La Belgique tire des recettes disproportionnées des charges sur le travail. L’impôt des personnes physiques et les cotisations sociales représentent pas moins de 58,7% de la pression fiscale totale.
Charges sur le travail
Dans la section sur le contexte budgétaire ‘Le contexte dans lequel s’inscrit la fiscalité: impératifs budgétaires et tensions fédérales’ nous constatons que l’État belge perçoit une proportion supérieure à la moyenne de ses recettes des impôts sur les personnes physiques. Pas moins de 58,7% de ses recettes totales, contre une moyenne de 49,2% dans les pays de l’OCDE. (Voir ‘Fig.1’)

Dans cette section, nous examinons comment ces 58,7% se traduisent concrètement en impôts et en cotisations. Quels sont les taux appliqués pour l’impôt des personnes physiques?

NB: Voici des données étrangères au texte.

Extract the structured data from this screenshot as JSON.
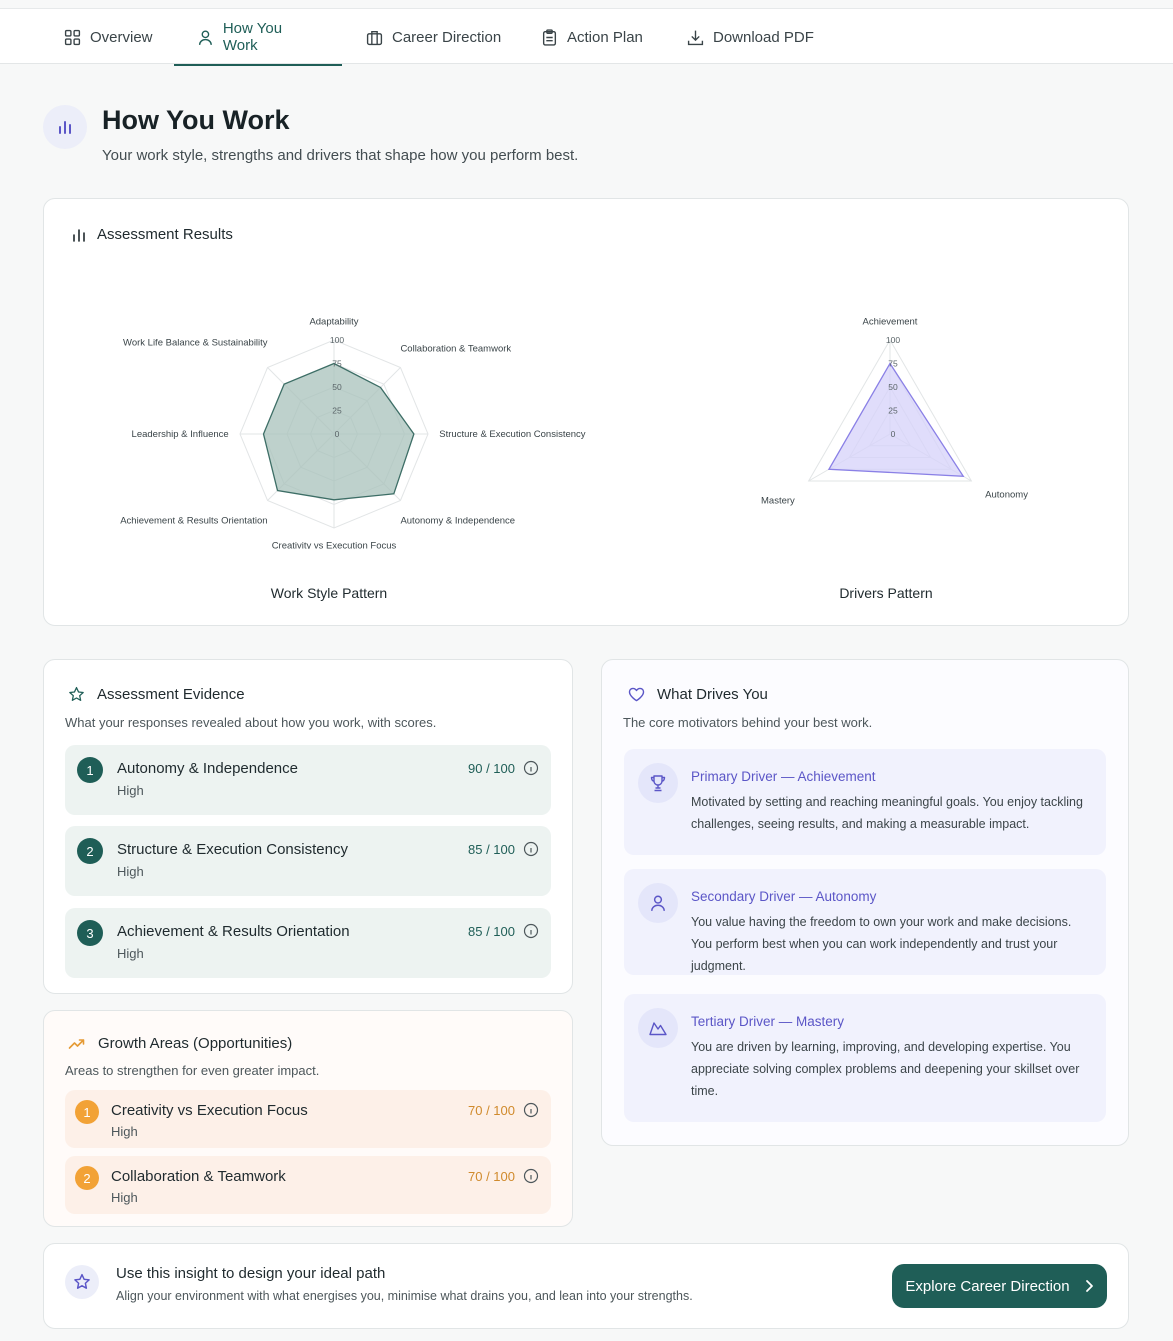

Qu’est-ce que le coin fiscal et quelle est son ampleur? Quelles sont les spécificités de notre pays et à quels avantages fiscaux nos entreprises peuvent-elles prétendre?
Focus sur les charges sur le travail
Les statistiques de l’OCDE reposent sur une définition très large des ‘revenus personnels », qui inclut, entre autres, les plus-values sur actions et les revenus de dividendes. Comme cela ne correspond pas à la répartition habituelle dans notre pays, nous nous concentrerons dans cette section sur les charges pesant sur le travail. Nous abordons la question de l’impôt sur les autres revenus dans la section capital et patrimoine ‘Fiscalité sur le patrimoine et les investissements’.